Down went the hairs; she scooped up the embroidery and spread it out to see if it had sustained an injury, but, though a little creased, it was fine. How odd!
Then, the answer occurring to her, her lips tightened. That Nosey Parker of a landlord of hers who lived in the apartment below had been snooping. Only what could one do about it? His wife was so nice; so too was he in his way. And where else would she get a fully furnished apartment for seventy a month in a safe neighborhood? The hairs went in to her trash bin in the kitchen, and she settled, feet under her, in the big old chair to continue with what she privately considered the best piece of embroidery she’d ever done. A complicated, curving pattern of several reds from pinkish to blackish on a background of pale pink silk.
But bugger her landlord! He deserved a booby trap.
Tamara, tired of the painting, her imagination incapable for once of envisioning a face ugly enough, terrifying enough. It would come, but not tonight. Not so soon after today’s disaster. That insolent cop Delmonico, his bullish walk, the shoulders so broad that he looked much shorter than he was, the neck so huge that on anyone else the head would have been dwarfed—but not his head. Massive. Yet try though she would, eyes shut, teeth clenched, she couldn’t make his face assume a piggish cast. And after he made her miss her appointment, she wanted badly to paint him as the ugliest pig in creation.

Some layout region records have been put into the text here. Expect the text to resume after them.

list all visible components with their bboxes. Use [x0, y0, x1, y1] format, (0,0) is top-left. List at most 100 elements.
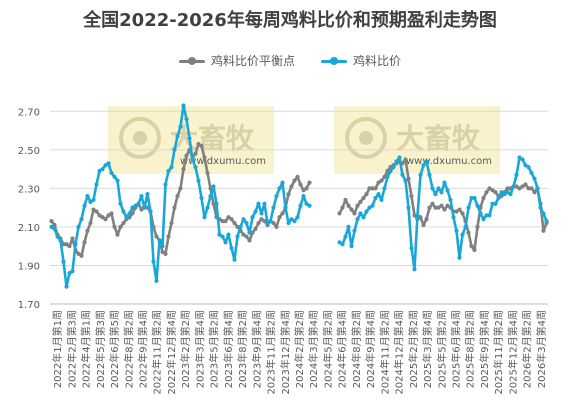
data-point: [253, 209, 258, 214]
data-point: [166, 168, 171, 174]
data-point: [253, 226, 258, 231]
data-point: [361, 195, 366, 201]
data-point: [70, 236, 75, 241]
data-point: [355, 203, 360, 208]
data-point: [520, 157, 525, 162]
data-point: [145, 192, 150, 197]
data-point: [337, 211, 342, 216]
data-point: [499, 190, 504, 195]
data-point: [226, 215, 231, 220]
x-tick-label-8: 2022年12月第4周: [165, 310, 178, 395]
x-tick-label-14: 2023年9月第4周: [250, 310, 263, 388]
y-tick-label-1: 1.90: [18, 261, 40, 272]
x-tick-label-2: 2022年4月第1周: [80, 310, 93, 388]
legend-label-balance: 鸡料比价平衡点: [210, 54, 295, 68]
data-point: [67, 244, 72, 249]
legend: 鸡料比价平衡点 鸡料比价: [0, 52, 580, 69]
data-point: [532, 176, 537, 181]
data-point: [523, 163, 528, 168]
data-point: [271, 220, 276, 226]
watermark-logo-ring: [345, 117, 387, 159]
series-0: [49, 141, 549, 258]
data-point: [511, 184, 516, 189]
x-tick-label-10: 2023年3月第4周: [193, 310, 206, 388]
data-point: [523, 182, 528, 187]
data-point: [184, 153, 189, 158]
data-point: [454, 228, 459, 233]
data-point: [430, 201, 435, 206]
data-point: [199, 195, 204, 201]
data-point: [445, 203, 450, 208]
data-point: [196, 141, 201, 147]
data-point: [235, 234, 240, 239]
data-point: [97, 168, 102, 174]
legend-label-ratio: 鸡料比价: [353, 54, 402, 68]
data-point: [163, 182, 168, 187]
data-point: [343, 234, 348, 239]
data-point: [493, 190, 498, 195]
data-point: [367, 205, 372, 210]
data-point: [445, 188, 450, 193]
data-point: [181, 103, 186, 108]
data-point: [427, 172, 432, 177]
data-point: [412, 213, 417, 218]
data-point: [73, 242, 78, 247]
x-tick-label-34: 2026年3月第4周: [535, 310, 548, 388]
data-point: [154, 278, 159, 283]
watermark-logo-dot: [133, 131, 147, 145]
data-point: [238, 224, 243, 230]
data-point: [442, 207, 447, 212]
data-point: [421, 222, 426, 228]
data-point: [244, 234, 249, 239]
x-tick-label-26: 2025年3月第4周: [421, 310, 434, 388]
data-point: [370, 186, 375, 191]
data-point: [211, 201, 216, 206]
data-point: [202, 215, 207, 220]
y-tick-label-3: 2.30: [18, 184, 40, 195]
x-tick-label-33: 2026年2月第2周: [521, 310, 534, 388]
data-point: [118, 224, 123, 230]
data-point: [91, 197, 96, 203]
data-point: [271, 205, 276, 210]
data-point: [106, 213, 111, 218]
data-point: [364, 209, 369, 214]
data-point: [118, 201, 123, 206]
data-point: [421, 163, 426, 168]
data-point: [211, 184, 216, 189]
data-point: [373, 186, 378, 191]
data-point: [301, 188, 306, 193]
data-point: [439, 190, 444, 195]
data-point: [472, 195, 477, 201]
data-point: [520, 184, 525, 189]
data-point: [484, 190, 489, 195]
data-point: [373, 195, 378, 201]
data-point: [229, 217, 234, 222]
data-point: [292, 178, 297, 183]
data-point: [349, 244, 354, 249]
data-point: [163, 251, 168, 256]
data-point: [346, 203, 351, 208]
data-point: [391, 165, 396, 170]
x-tick-label-11: 2023年5月第2周: [208, 310, 221, 388]
data-point: [199, 143, 204, 149]
data-point: [469, 195, 474, 201]
data-point: [532, 190, 537, 195]
x-tick-label-6: 2022年9月第4周: [136, 310, 149, 388]
x-tick-label-4: 2022年6月第5周: [108, 310, 121, 388]
data-point: [463, 224, 468, 230]
data-point: [424, 159, 429, 164]
data-point: [415, 213, 420, 218]
data-point: [166, 234, 171, 239]
data-point: [115, 232, 120, 237]
data-point: [67, 271, 72, 276]
data-point: [286, 220, 291, 226]
data-point: [385, 174, 390, 179]
data-point: [478, 211, 483, 216]
data-point: [340, 242, 345, 247]
data-point: [460, 211, 465, 216]
data-point: [292, 219, 297, 224]
x-tick-label-3: 2022年5月第3周: [94, 310, 107, 388]
data-point: [178, 124, 183, 129]
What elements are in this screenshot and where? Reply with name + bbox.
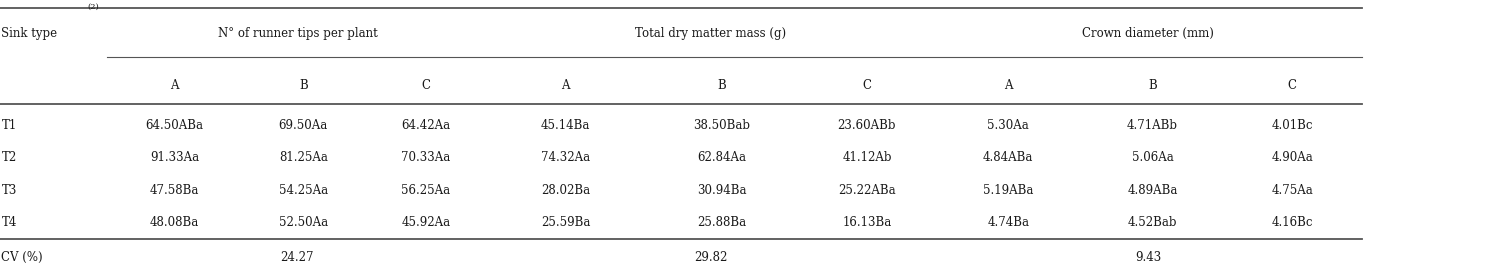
Text: 5.19ABa: 5.19ABa (983, 184, 1033, 197)
Text: A: A (562, 79, 570, 92)
Text: 54.25Aa: 54.25Aa (278, 184, 329, 197)
Text: 4.16Bc: 4.16Bc (1271, 216, 1313, 229)
Text: C: C (862, 79, 871, 92)
Text: 52.50Aa: 52.50Aa (278, 216, 329, 229)
Text: 5.30Aa: 5.30Aa (987, 119, 1029, 132)
Text: 30.94Ba: 30.94Ba (697, 184, 746, 197)
Text: (2): (2) (88, 3, 100, 11)
Text: 4.84ABa: 4.84ABa (983, 151, 1033, 164)
Text: 47.58Ba: 47.58Ba (150, 184, 199, 197)
Text: 25.88Ba: 25.88Ba (697, 216, 746, 229)
Text: 4.89ABa: 4.89ABa (1127, 184, 1178, 197)
Text: 4.75Aa: 4.75Aa (1271, 184, 1313, 197)
Text: 24.27: 24.27 (281, 251, 314, 264)
Text: 48.08Ba: 48.08Ba (150, 216, 199, 229)
Text: CV (%): CV (%) (1, 251, 43, 264)
Text: A: A (1004, 79, 1013, 92)
Text: 64.50ABa: 64.50ABa (146, 119, 204, 132)
Text: 91.33Aa: 91.33Aa (150, 151, 199, 164)
Text: T4: T4 (1, 216, 16, 229)
Text: B: B (718, 79, 726, 92)
Text: C: C (421, 79, 431, 92)
Text: 25.22ABa: 25.22ABa (839, 184, 895, 197)
Text: 4.71ABb: 4.71ABb (1127, 119, 1178, 132)
Text: N° of runner tips per plant: N° of runner tips per plant (217, 27, 378, 40)
Text: 16.13Ba: 16.13Ba (842, 216, 892, 229)
Text: Sink type: Sink type (1, 27, 58, 40)
Text: 25.59Ba: 25.59Ba (541, 216, 590, 229)
Text: 4.90Aa: 4.90Aa (1271, 151, 1313, 164)
Text: T2: T2 (1, 151, 16, 164)
Text: 4.52Bab: 4.52Bab (1127, 216, 1178, 229)
Text: 69.50Aa: 69.50Aa (278, 119, 329, 132)
Text: 5.06Aa: 5.06Aa (1132, 151, 1173, 164)
Text: 41.12Ab: 41.12Ab (842, 151, 892, 164)
Text: 4.74Ba: 4.74Ba (987, 216, 1029, 229)
Text: 74.32Aa: 74.32Aa (541, 151, 590, 164)
Text: A: A (171, 79, 178, 92)
Text: Total dry matter mass (g): Total dry matter mass (g) (635, 27, 787, 40)
Text: 45.92Aa: 45.92Aa (401, 216, 451, 229)
Text: 9.43: 9.43 (1135, 251, 1161, 264)
Text: B: B (1148, 79, 1157, 92)
Text: 70.33Aa: 70.33Aa (401, 151, 451, 164)
Text: 81.25Aa: 81.25Aa (280, 151, 327, 164)
Text: C: C (1288, 79, 1297, 92)
Text: 28.02Ba: 28.02Ba (541, 184, 590, 197)
Text: 38.50Bab: 38.50Bab (693, 119, 751, 132)
Text: B: B (299, 79, 308, 92)
Text: 4.01Bc: 4.01Bc (1271, 119, 1313, 132)
Text: 56.25Aa: 56.25Aa (401, 184, 451, 197)
Text: 62.84Aa: 62.84Aa (697, 151, 746, 164)
Text: 29.82: 29.82 (694, 251, 727, 264)
Text: T3: T3 (1, 184, 16, 197)
Text: 45.14Ba: 45.14Ba (541, 119, 590, 132)
Text: T1: T1 (1, 119, 16, 132)
Text: 64.42Aa: 64.42Aa (401, 119, 451, 132)
Text: 23.60ABb: 23.60ABb (837, 119, 897, 132)
Text: Crown diameter (mm): Crown diameter (mm) (1083, 27, 1213, 40)
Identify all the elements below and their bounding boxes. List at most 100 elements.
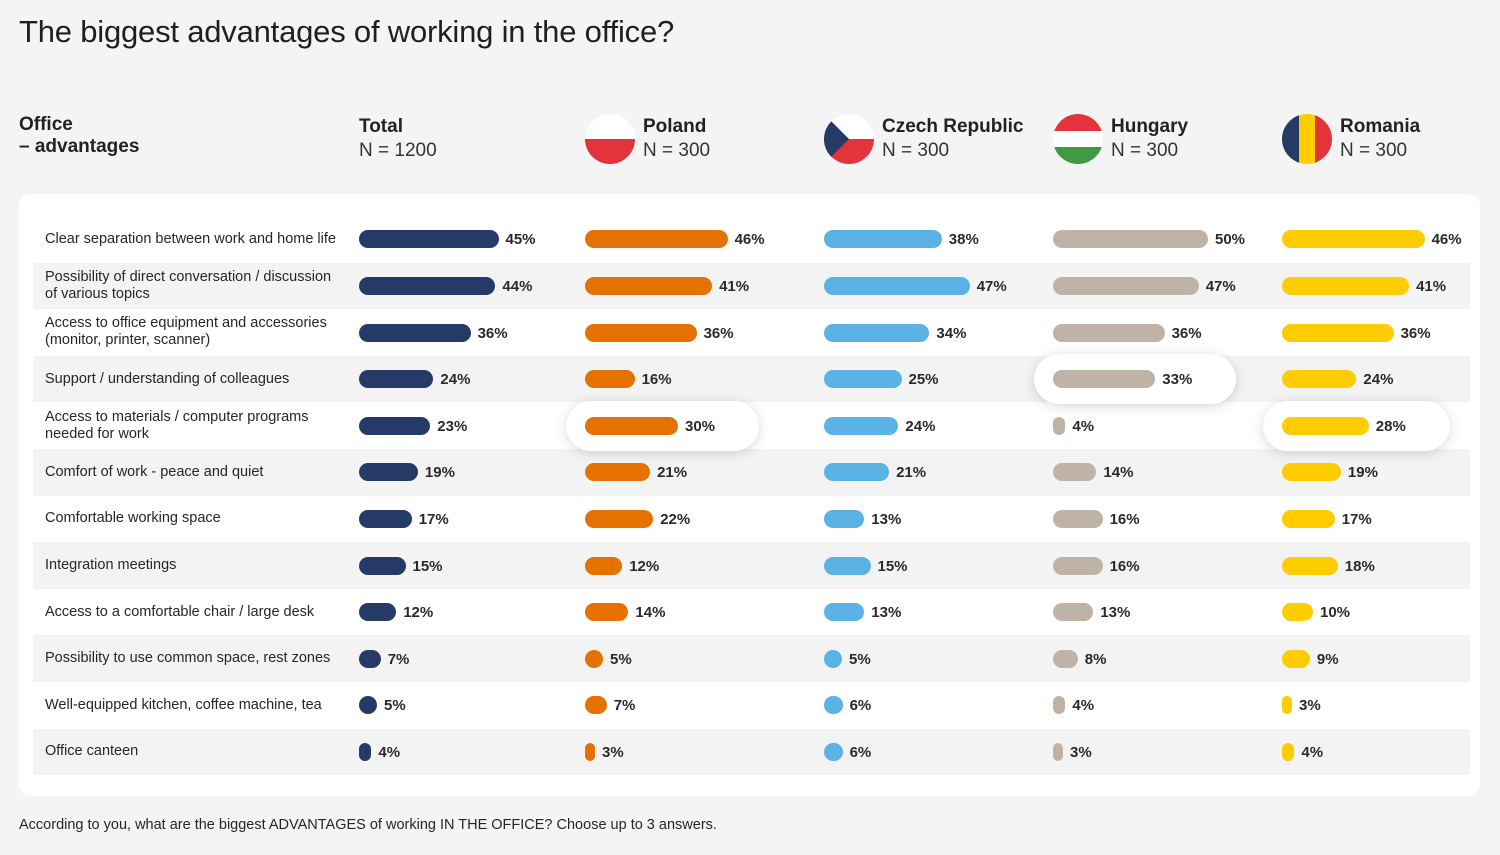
data-label: 47%: [976, 277, 1007, 295]
data-label: 30%: [685, 417, 716, 435]
bar: [824, 370, 902, 389]
bar: [824, 416, 899, 435]
bar: [824, 696, 843, 715]
data-label: 50%: [1215, 231, 1246, 249]
bar: [1282, 416, 1369, 435]
page-title: The biggest advantages of working in the…: [19, 14, 675, 49]
bar: [359, 416, 431, 435]
column-header-text: Czech Republic N = 300: [882, 115, 1023, 163]
data-label: 21%: [896, 464, 927, 482]
data-label: 19%: [1347, 464, 1378, 482]
data-label: 6%: [849, 697, 872, 715]
data-label: 7%: [387, 650, 410, 668]
survey-question-note: According to you, what are the biggest A…: [19, 817, 717, 833]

She couldn’t sleep, and what else was there to do? Read one of her whodunits for the millionth time? She flopped into a big magenta leather chair and reached for the phone.
“Darling?” she asked when a drowsy voice answered.
“I’ve told you, never call me here!”
Click. The line went back to its dial tone.
Cecil, lying in bed with his cheek on Albertia’s beautiful breast, trying to forget Jimmy’s terror.
Otis, listening to the rhythmic beep-beep-beep of his own heart, the tears rolling down his seamed face. No more lead bricks to move, no more cylinders of gas to wriggle onto a dolly, no more cages to shove into the elevator. How much would his pension be?
Wesley, too happy and excited to sleep. How Mohammed had straightened up at his news! Suddenly the hick postulant from Louisiana loomed important; he, Wesley le Clerc, had been given the job of keeping Mohammed el Nesr informed about the murder of a black woman at the Hug. He was on his way.
Nur Chandra, exiled to his cottage in the grounds where only he and his whipping-boy, Misrarthur, ever came. He sat, legs crossed and braided, hands on his knees with palms upraised, each finger precisely positioned. Not asleep, but not awake either. A different place, a different plane. There were monsters to be banished, terrible monsters.
Maurice and Catherine Finch, sitting in the kitchen poring over the accounts.
“Mushrooms, schmushrooms!” said Catherine. “They’ll cost you more than you can make, Maurie, and my chickens won’t eat them.”
“But it’s something different to do, sweetheart! You said yourself that digging out the tunnel was good exercise, and now it’s dug, what have I got to lose by trying? Exotic varieties for a few exclusive shops in New York City.”
“It’ll cost a lot of money,” she said stubbornly.